Church, is decidedly more complex. The church is a community where I as a Christian can work to hone my focus that I may more adequately (or less inadequately) glorify God as part of a corporate body. Yet, when I return to Boston after the holidays or at other points throughout the year, I find myself feeling as though I exist on a parallel plane of existence with respect to the rest of the Cornerstone community. As in anime, where after a convention I describe myself as an observer not a fan, at church there are times where I feel like I am more mere attendee than congregant. There’s no real way to rationalize this feeling. It doesn’t make sense. I love being at Cornerstone. But at times, it certainly feels like not being an Asian-American man has limited my ability to develop meaningful relationships with a circle of guys; relationships where the details on our lives flow bidirectionally. Instead, I feel more like a stray sheep being fed before my shepherd returns to bring me back to my metaphorical herd.

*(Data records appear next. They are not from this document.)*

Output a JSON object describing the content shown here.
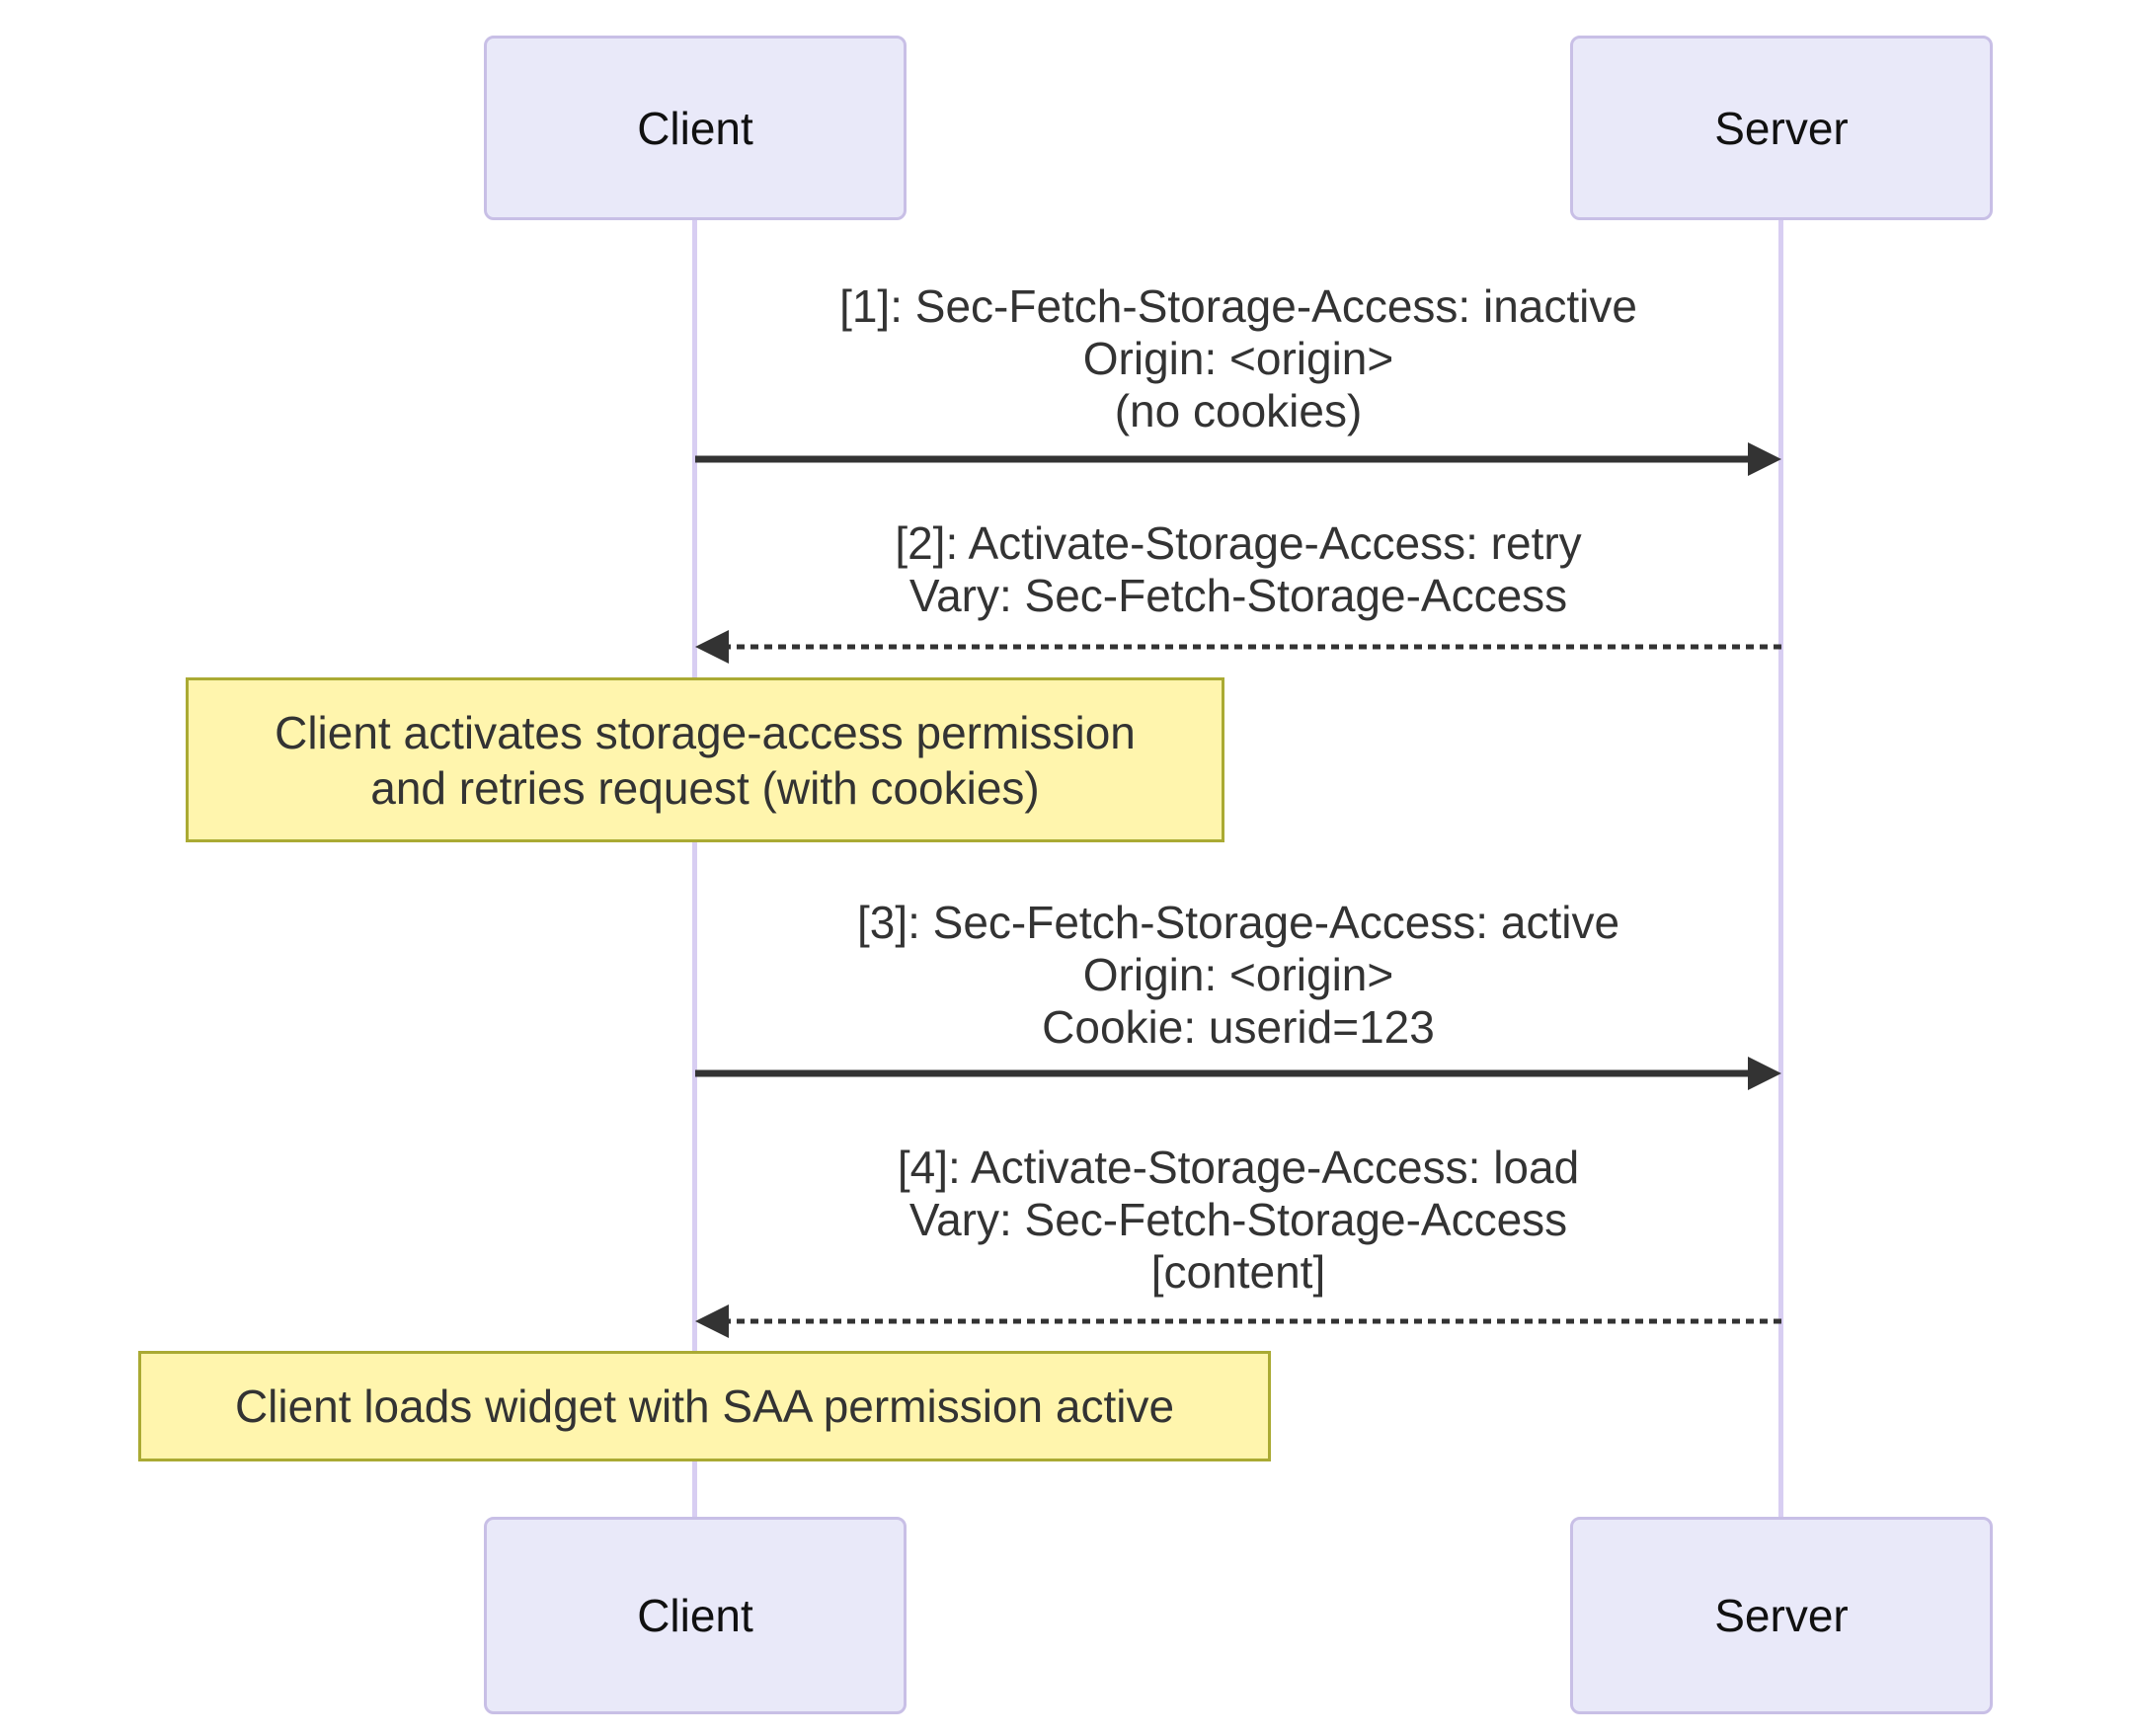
{
  "diagram": {
    "type": "sequence-diagram",
    "actors": [
      {
        "id": "client",
        "label": "Client"
      },
      {
        "id": "server",
        "label": "Server"
      }
    ],
    "messages": [
      {
        "seq": "1",
        "from": "Client",
        "to": "Server",
        "line_style": "solid",
        "direction": "right",
        "lines": [
          "[1]: Sec-Fetch-Storage-Access: inactive",
          "Origin: <origin>",
          "(no cookies)"
        ]
      },
      {
        "seq": "2",
        "from": "Server",
        "to": "Client",
        "line_style": "dashed",
        "direction": "left",
        "lines": [
          "[2]: Activate-Storage-Access: retry",
          "Vary: Sec-Fetch-Storage-Access"
        ]
      },
      {
        "seq": "3",
        "from": "Client",
        "to": "Server",
        "line_style": "solid",
        "direction": "right",
        "lines": [
          "[3]: Sec-Fetch-Storage-Access: active",
          "Origin: <origin>",
          "Cookie: userid=123"
        ]
      },
      {
        "seq": "4",
        "from": "Server",
        "to": "Client",
        "line_style": "dashed",
        "direction": "left",
        "lines": [
          "[4]: Activate-Storage-Access: load",
          "Vary: Sec-Fetch-Storage-Access",
          "[content]"
        ]
      }
    ],
    "notes": [
      {
        "over": "Client",
        "lines": [
          "Client activates storage-access permission",
          "and retries request (with cookies)"
        ]
      },
      {
        "over": "Client",
        "lines": [
          "Client loads widget with SAA permission active"
        ]
      }
    ],
    "colors": {
      "background": "#FFFFFF",
      "actor_fill": "#E9E9F9",
      "actor_border": "#C8BFE6",
      "lifeline": "#D8CEF2",
      "arrow": "#333333",
      "message_text": "#333333",
      "note_fill": "#FFF5AD",
      "note_border": "#AAAA33",
      "note_text": "#333333"
    }
  }
}
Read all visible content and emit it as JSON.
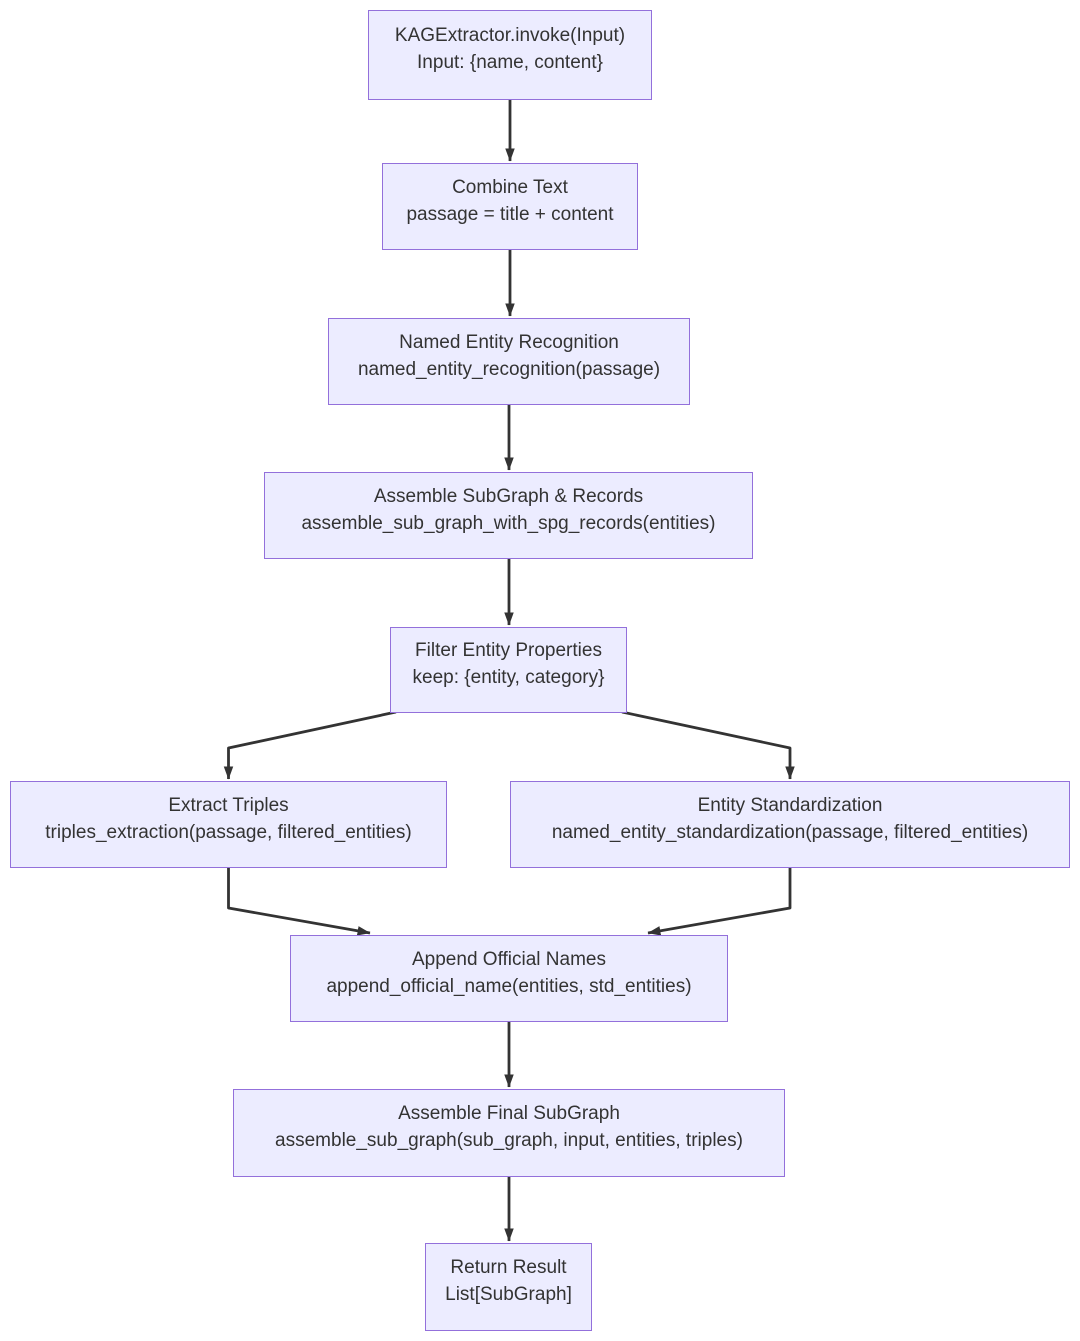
{
  "diagram": {
    "type": "flowchart",
    "direction": "top-down",
    "colors": {
      "background": "#FFFFFF",
      "node_fill": "#ECECFF",
      "node_border": "#9370DB",
      "edge": "#333333",
      "text": "#333333"
    },
    "nodes": [
      {
        "id": "invoke",
        "title": "KAGExtractor.invoke(Input)",
        "subtitle": "Input: {name, content}"
      },
      {
        "id": "combine_text",
        "title": "Combine Text",
        "subtitle": "passage = title + content"
      },
      {
        "id": "ner",
        "title": "Named Entity Recognition",
        "subtitle": "named_entity_recognition(passage)"
      },
      {
        "id": "assemble_records",
        "title": "Assemble SubGraph & Records",
        "subtitle": "assemble_sub_graph_with_spg_records(entities)"
      },
      {
        "id": "filter_properties",
        "title": "Filter Entity Properties",
        "subtitle": "keep: {entity, category}"
      },
      {
        "id": "extract_triples",
        "title": "Extract Triples",
        "subtitle": "triples_extraction(passage, filtered_entities)"
      },
      {
        "id": "entity_standardization",
        "title": "Entity Standardization",
        "subtitle": "named_entity_standardization(passage, filtered_entities)"
      },
      {
        "id": "append_names",
        "title": "Append Official Names",
        "subtitle": "append_official_name(entities, std_entities)"
      },
      {
        "id": "assemble_final",
        "title": "Assemble Final SubGraph",
        "subtitle": "assemble_sub_graph(sub_graph, input, entities, triples)"
      },
      {
        "id": "return_result",
        "title": "Return Result",
        "subtitle": "List[SubGraph]"
      }
    ],
    "edges": [
      {
        "from": "invoke",
        "to": "combine_text"
      },
      {
        "from": "combine_text",
        "to": "ner"
      },
      {
        "from": "ner",
        "to": "assemble_records"
      },
      {
        "from": "assemble_records",
        "to": "filter_properties"
      },
      {
        "from": "filter_properties",
        "to": "extract_triples"
      },
      {
        "from": "filter_properties",
        "to": "entity_standardization"
      },
      {
        "from": "extract_triples",
        "to": "append_names"
      },
      {
        "from": "entity_standardization",
        "to": "append_names"
      },
      {
        "from": "append_names",
        "to": "assemble_final"
      },
      {
        "from": "assemble_final",
        "to": "return_result"
      }
    ]
  }
}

I don’t know what to do with this. I know the words I’ve written here are extremely hurtful to many people I truly love. Yet, it’s exactly how I feel in these moments of racially-induced depression. What is the solution? Find more black people in Boston? Open up more? Find different hobbies? Learn Korean? I have no idea how to change this. This isn’t an Acts 6 situation where a group of Christians are neglected systematically. This is just me. The fuck is wrong with me? I’m tired of feeling alien. Cast my burdens on the Lord? This shit’s like an assembly line and my shoulders are the resting place of the finished product. The scars of churches’ past create the burdens for the church of the present I suppose.

If you read this stream of consciousness, more power to you. I only pray that one day I can be so filled with joy that I feel compelled to write a piece that simply says “look at what the Lord has done for me.” One genuine, no-BS, five minute piece like this one. Because in that day, the trivialities of feeling my blackness melt away into becoming an component of who I am and not the overt shell of my inner self.